After a recent Real Change Listening Circle we convened at Seattle University (SU), an older female participant described the essence of these experiences: “People are speaking at a much more personal level than people ever could to strangers.” She acknowledged she had “an older black man on my one side and a young undergraduate student on my other side. Why would they, why would people in those circumstances … come across somebody like me and tell me these intimate things?”
Listening circles gather diverse groups of people to talk about issues of class and economic inequality. The focus is on personal stories and experiences. In this particular group, we had 13 people: three Real Change vendors, two donors, two SU students, a couple of Real Change volunteers and several members of the community. For three hours we shared our direct experiences of classism and of class privilege and the assumptions we made about people across the class spectrum. The listening circle embodies a core principle of Real Change: Building an effective movement for economic justice hinges on our ability to transcend our differences and work for a common cause.

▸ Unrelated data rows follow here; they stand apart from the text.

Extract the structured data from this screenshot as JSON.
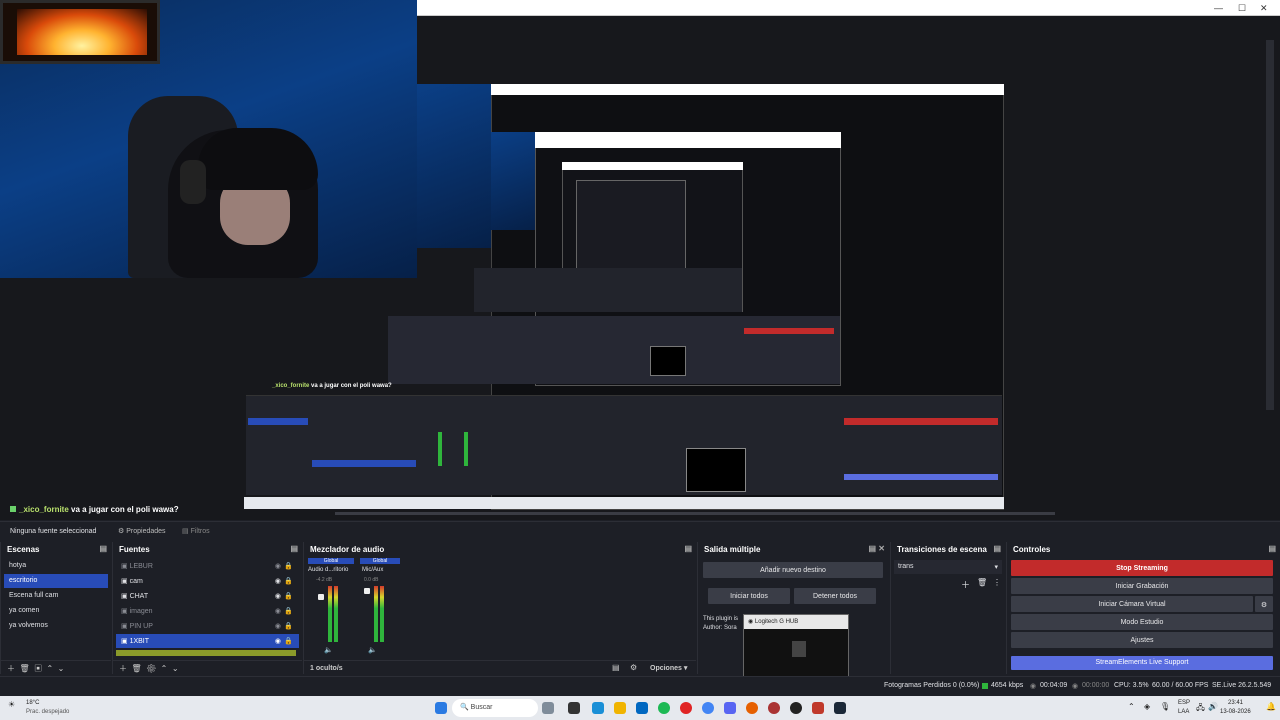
{
  "preview": {
    "chat_user": "_xico_fornite",
    "chat_message": " va a jugar con el poli wawa?",
    "nested_chat_user": "_xico_fornite",
    "nested_chat_message": " va a jugar con el poli wawa?"
  },
  "source_bar": {
    "no_source": "Ninguna fuente seleccionad",
    "properties": "Propiedades",
    "filters": "Filtros"
  },
  "scenes": {
    "title": "Escenas",
    "items": [
      {
        "label": "hotya",
        "selected": false
      },
      {
        "label": "escritorio",
        "selected": true
      },
      {
        "label": "Escena full cam",
        "selected": false
      },
      {
        "label": "ya comen",
        "selected": false
      },
      {
        "label": "ya volvemos",
        "selected": false
      }
    ]
  },
  "sources": {
    "title": "Fuentes",
    "items": [
      {
        "label": "LEBUR",
        "icon": "layers-icon",
        "selected": false,
        "dim": true
      },
      {
        "label": "cam",
        "icon": "camera-icon",
        "selected": false,
        "dim": false
      },
      {
        "label": "CHAT",
        "icon": "globe-icon",
        "selected": false,
        "dim": false
      },
      {
        "label": "imagen",
        "icon": "image-icon",
        "selected": false,
        "dim": true
      },
      {
        "label": "PIN UP",
        "icon": "browser-icon",
        "selected": false,
        "dim": true
      },
      {
        "label": "1XBIT",
        "icon": "browser-icon",
        "selected": true,
        "dim": false
      }
    ]
  },
  "mixer": {
    "title": "Mezclador de audio",
    "channels": [
      {
        "tag": "Global",
        "name": "Audio d...ritorio",
        "db": "-4.2 dB"
      },
      {
        "tag": "Global",
        "name": "Mic/Aux",
        "db": "0.0 dB"
      }
    ],
    "hidden": "1 oculto/s",
    "options": "Opciones"
  },
  "multi": {
    "title": "Salida múltiple",
    "add": "Añadir nuevo destino",
    "start_all": "Iniciar todos",
    "stop_all": "Detener todos",
    "plugin_text": "This plugin is",
    "author_text": "Author: Sora"
  },
  "transitions": {
    "title": "Transiciones de escena",
    "current": "trans"
  },
  "controls": {
    "title": "Controles",
    "stop_streaming": "Stop Streaming",
    "start_recording": "Iniciar Grabación",
    "virtual_cam": "Iniciar Cámara Virtual",
    "studio_mode": "Modo Estudio",
    "settings": "Ajustes",
    "se_support": "StreamElements Live Support"
  },
  "popup": {
    "title": "Logitech G HUB"
  },
  "status": {
    "dropped": "Fotogramas Perdidos 0 (0.0%)",
    "kbps": "4654 kbps",
    "live_time": "00:04:09",
    "rec_time": "00:00:00",
    "cpu": "CPU: 3.5%",
    "fps": "60.00 / 60.00 FPS",
    "version": "SE.Live 26.2.5.549"
  },
  "taskbar": {
    "weather_temp": "18°C",
    "weather_desc": "Prac. despejado",
    "search": "Buscar",
    "lang": "ESP",
    "lang2": "LAA",
    "time": "23:41",
    "date": "13-08-2026"
  },
  "colors": {
    "accent": "#284cb8",
    "stop": "#c22b2b",
    "se_support": "#5a6de0"
  }
}
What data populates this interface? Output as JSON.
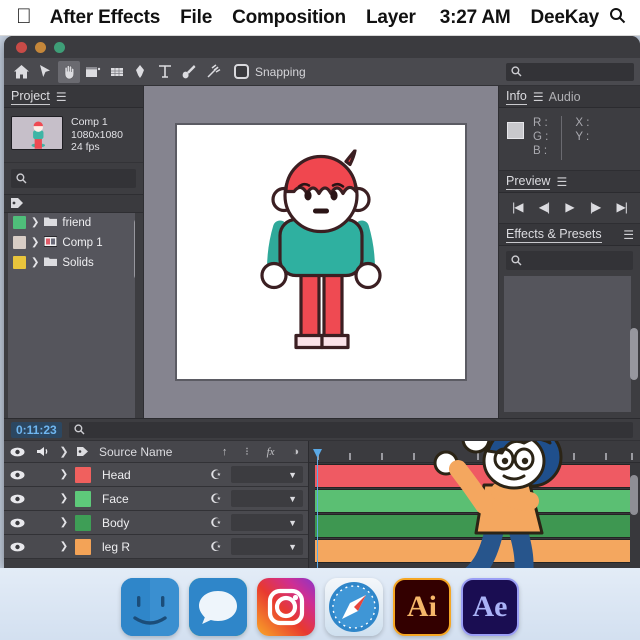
{
  "menubar": {
    "apple_icon": "apple-logo",
    "items": [
      "After Effects",
      "File",
      "Composition",
      "Layer"
    ],
    "time": "3:27 AM",
    "user": "DeeKay",
    "search_icon": "search-icon"
  },
  "window": {
    "traffic_lights": [
      "close",
      "minimize",
      "zoom"
    ]
  },
  "toolbar": {
    "tools": [
      {
        "name": "home-icon",
        "glyph": "⌂"
      },
      {
        "name": "selection-arrow-icon",
        "glyph": "➤"
      },
      {
        "name": "hand-tool-icon",
        "glyph": "✋"
      },
      {
        "name": "zoom-tool-icon",
        "glyph": "▤"
      },
      {
        "name": "orbit-tool-icon",
        "glyph": "▦"
      },
      {
        "name": "pen-tool-icon",
        "glyph": "✒"
      },
      {
        "name": "text-tool-icon",
        "glyph": "T"
      },
      {
        "name": "brush-tool-icon",
        "glyph": "✐"
      },
      {
        "name": "clone-stamp-icon",
        "glyph": "✂"
      }
    ],
    "snapping_label": "Snapping",
    "snapping_checked": false,
    "search_placeholder": ""
  },
  "project": {
    "tab_label": "Project",
    "menu_icon": "hamburger-icon",
    "comp": {
      "name": "Comp 1",
      "resolution": "1080x1080",
      "framerate": "24 fps"
    },
    "search_placeholder": "",
    "items": [
      {
        "label": "friend",
        "color": "#4fbe7a",
        "icon": "folder-icon"
      },
      {
        "label": "Comp 1",
        "color": "#d8cdc6",
        "icon": "composition-icon"
      },
      {
        "label": "Solids",
        "color": "#e8c43c",
        "icon": "folder-icon"
      }
    ]
  },
  "right_panels": {
    "info": {
      "tab_label": "Info",
      "audio_tab_label": "Audio",
      "menu_icon": "hamburger-icon",
      "channels": [
        "R :",
        "G :",
        "B :"
      ],
      "coords": [
        "X :",
        "Y :"
      ]
    },
    "preview": {
      "tab_label": "Preview",
      "menu_icon": "hamburger-icon",
      "buttons": [
        {
          "name": "first-frame-button",
          "glyph": "|◀"
        },
        {
          "name": "previous-frame-button",
          "glyph": "◀|"
        },
        {
          "name": "play-button",
          "glyph": "▶"
        },
        {
          "name": "next-frame-button",
          "glyph": "|▶"
        },
        {
          "name": "last-frame-button",
          "glyph": "▶|"
        }
      ]
    },
    "effects": {
      "tab_label": "Effects & Presets",
      "menu_icon": "hamburger-icon",
      "search_placeholder": ""
    }
  },
  "timeline": {
    "timecode": "0:11:23",
    "search_placeholder": "",
    "columns": {
      "source_name": "Source Name",
      "switches": [
        "parent-icon",
        "shy-icon",
        "fx-icon",
        "motion-blur-icon"
      ]
    },
    "layers": [
      {
        "name": "Head",
        "color": "#f0605e",
        "bar_color": "#ef5a63",
        "visible": true,
        "dropdown_value": ""
      },
      {
        "name": "Face",
        "color": "#5ec97a",
        "bar_color": "#5bbf73",
        "visible": true,
        "dropdown_value": ""
      },
      {
        "name": "Body",
        "color": "#3e9e56",
        "bar_color": "#3e9751",
        "visible": true,
        "dropdown_value": ""
      },
      {
        "name": "leg R",
        "color": "#f3a357",
        "bar_color": "#f4a75f",
        "visible": true,
        "dropdown_value": ""
      }
    ]
  },
  "dock": {
    "items": [
      {
        "name": "finder",
        "label": "Finder"
      },
      {
        "name": "messages",
        "label": "Messages"
      },
      {
        "name": "instagram",
        "label": "Instagram"
      },
      {
        "name": "safari",
        "label": "Safari"
      },
      {
        "name": "illustrator",
        "label": "Ai"
      },
      {
        "name": "after-effects",
        "label": "Ae"
      }
    ]
  },
  "colors": {
    "panel_bg": "#3d3d41",
    "toolbar_bg": "#4a4a4f",
    "viewer_bg": "#85848f",
    "canvas_bg": "#ffffff",
    "accent_blue": "#5aa9e6",
    "timecode_blue": "#6fb6f0"
  }
}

These events create a felt experience of the impact of economic inequality and vulnerability. Said one participant: “The stories that participants told and heard during the listening circle augmented my notion of the injustice of the society I live in.” He continued, “It’s so depressing, but then it’s so encouraging. I’m always admiring when people of a lower-end or oppressed class are willing to listen to other people who are of a higher rank in this stratification we’ve set up... I’m just always in awe of that.”
I know from personal experience that cross-class dialogues are meaningful to those of us with privilege. We tend to take away a sense of connection and the inspiration to fight for change. One of our participants, a middle-class community organizer, said it well: “Stories engage us, stories change us ... Connecting with other people, with their stories, that’s what fuels activism.” But what is the benefit of these conversations for the people at the lower end of the class spectrum? If their presence serves only to benefit those of us with class privilege, then the whole experience seems hollow.
In follow-up interviews with participants, we sought out vendors and other low-income participants, seeking to learn about their experiences of the listening circles. What we heard was affirming. One low-income participant said, “At the center, everybody needs something, those same basic needs. It’s easier to connect to people when we see that they are similar to us.”
A Real Change vendor echoed this sentiment, saying, “I am developing cross-class relationships every single day — but [class] is something that we don’t openly talk about. There’s a lot of fear; people are afraid to reach out to different classes, or don’t know how... It’s hopeful that people just came out to do [the listening circle] because they cared.”
By expanding our appreciation for differences in class background and position, we can lessen misunderstandings and tensions in mixed-class organizations and movements.